2. Now record on the paper the laser beam positions and the semi-circle position. Include also the reflected beam  as well as the beam that passes through the plastic.

Analysis

• On the paper, sketch/label in details such as incident, reflected and refracted beams. Outline/label the plastic semi-circle. Make it obvious on the paper what was happening.
• Measure the angles of refraction with a protractor on the paper sketch
• Determine the index of refraction for the plastic.

Questions

• How exact can you measure angles in this experiment.
• How exact is your sketch in noting beam positions. Relate this to an uncertainty in angular measurements.

Water index of refraction

Experiment

1. Place the plastic semi-circle container, filled partly with water, on paper and shine the laser through the plastic at an angle, close to the center of the flat side.

2. Now record on the paper the laser beam positions and the semi-circle position. Include also the reflected beam  as well as the beam that passes through the water.

Analysis

• On the paper, sketch/label in details such as incident, reflected and refracted beams. Outline/label the plastic semi-circle container of water. Make it obvious on the paper what was happening.
• Measure the angles of refraction with a protractor on the paper sketch
• Determine the index of refraction for water.

Questions

• How does the plastic holder affect your determination of n?
• How does the semi-circle shape affect the exit angle of the light beam.

Lab Report

(Lab Reports must be submitted to the Physics lab at the end of your lab period.  The lab report may be submitted on a separate piece of paper or as a page in your notebook.  See Lab Point)

Refraction Computer simulation

Overview

Click this link to open the refraction simulation (a PhET simulation) in a new window
and then select Intro.

The simulation shows a ray (turn on by clicking red button) striking an interface.  
Change the angle by dragging the source.
Notice larger angles (as measured to the normal) change more on refraction.
Identify the incident, refracted and reflected rays.

Clicking the Wave mode shows refraction changes to the ray wave lengths.
Switch back to the Ray mode and move the protractor into position
for measuring the ray angles. 

For all parts be sure to show your work, which includes indicating the angles you used to calculate the results.

1. Index of Refraction

Set up the simulation for a ray to travel from water into Mystery A material.
Determine the incident and reflected angles.
1a.  Calculate the index of refraction of Mystery A material.

Set up the simulation for a ray to travel from air into Mystery B material.
Determine the incident and reflected angles.
1b.  Calculate the index of refraction of Mystery B material.

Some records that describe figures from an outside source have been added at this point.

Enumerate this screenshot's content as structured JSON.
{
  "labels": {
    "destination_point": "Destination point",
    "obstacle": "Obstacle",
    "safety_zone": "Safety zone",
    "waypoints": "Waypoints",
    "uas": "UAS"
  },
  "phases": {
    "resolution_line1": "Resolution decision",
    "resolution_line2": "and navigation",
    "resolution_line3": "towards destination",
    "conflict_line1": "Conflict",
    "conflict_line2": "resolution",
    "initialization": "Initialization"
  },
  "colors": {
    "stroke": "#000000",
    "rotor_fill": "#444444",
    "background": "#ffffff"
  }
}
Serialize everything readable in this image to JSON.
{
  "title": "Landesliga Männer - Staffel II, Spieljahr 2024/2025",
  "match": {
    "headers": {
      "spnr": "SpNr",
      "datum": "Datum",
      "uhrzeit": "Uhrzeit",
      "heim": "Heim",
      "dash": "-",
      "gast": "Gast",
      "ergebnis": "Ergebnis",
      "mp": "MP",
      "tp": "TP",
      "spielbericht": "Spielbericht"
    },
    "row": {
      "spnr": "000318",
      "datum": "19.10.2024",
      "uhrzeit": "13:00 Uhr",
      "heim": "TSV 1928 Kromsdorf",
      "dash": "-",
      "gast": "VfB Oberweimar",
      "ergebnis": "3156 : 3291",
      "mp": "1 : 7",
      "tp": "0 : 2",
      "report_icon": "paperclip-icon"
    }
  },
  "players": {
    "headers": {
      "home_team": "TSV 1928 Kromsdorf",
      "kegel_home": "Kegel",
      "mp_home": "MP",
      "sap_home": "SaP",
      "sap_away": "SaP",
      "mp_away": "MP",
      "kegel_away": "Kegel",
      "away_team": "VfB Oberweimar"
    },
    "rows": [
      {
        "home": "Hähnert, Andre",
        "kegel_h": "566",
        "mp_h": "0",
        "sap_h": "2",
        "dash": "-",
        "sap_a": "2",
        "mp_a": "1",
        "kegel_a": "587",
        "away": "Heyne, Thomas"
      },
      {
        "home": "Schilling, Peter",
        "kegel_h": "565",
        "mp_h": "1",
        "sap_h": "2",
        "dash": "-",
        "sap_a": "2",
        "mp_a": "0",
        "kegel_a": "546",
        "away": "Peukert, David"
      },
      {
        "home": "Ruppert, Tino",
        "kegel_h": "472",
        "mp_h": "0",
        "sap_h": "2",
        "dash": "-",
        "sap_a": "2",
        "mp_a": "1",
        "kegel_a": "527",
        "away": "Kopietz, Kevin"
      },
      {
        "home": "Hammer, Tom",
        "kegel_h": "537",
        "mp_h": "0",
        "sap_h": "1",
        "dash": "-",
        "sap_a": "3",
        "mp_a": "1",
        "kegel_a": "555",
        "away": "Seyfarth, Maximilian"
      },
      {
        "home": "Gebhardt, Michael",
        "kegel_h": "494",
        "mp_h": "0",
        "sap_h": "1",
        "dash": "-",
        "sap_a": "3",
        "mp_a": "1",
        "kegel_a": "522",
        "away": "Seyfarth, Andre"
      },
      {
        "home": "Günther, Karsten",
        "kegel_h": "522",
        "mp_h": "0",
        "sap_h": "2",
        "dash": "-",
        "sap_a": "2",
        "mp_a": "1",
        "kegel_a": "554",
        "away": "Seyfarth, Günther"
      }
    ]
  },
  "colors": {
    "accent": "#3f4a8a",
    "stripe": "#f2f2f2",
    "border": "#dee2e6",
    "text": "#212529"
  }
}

2. Total Internal Reflection

Set up the simulation for a ray to travel from glass into water.
Move the source around and notice at certain angles
the ray no longer bends into the water.
This is total internal reflection within the glass material
(ray does not exit the glass material)

2a.  Determine the incident angle where the refracted ray just disappears (actually, the refracted ray is skimming the surface at 90 degrees).  This incident angle is call the critical angle.

Total Internal Reflection

Total internal reflection can occur when light is in a material that is more dense than its surrounding. Light incident on the internal surface at certain larger angles will reflect back into the material with no light escaping (no light refracting out). This is the foundation to fiber optics (now often used in communication transmission). The incident angle at which light just escapes (refracted angle of 90 degrees) is the called the critical angle.

Experiment

• With the half circle solid plastic, see if you are able to observe total internal reflection by shining the laser into the plastic on the circular part (and observing the internal reflection from the planer part). Determine the critical angle for total internal reflection in the plastic.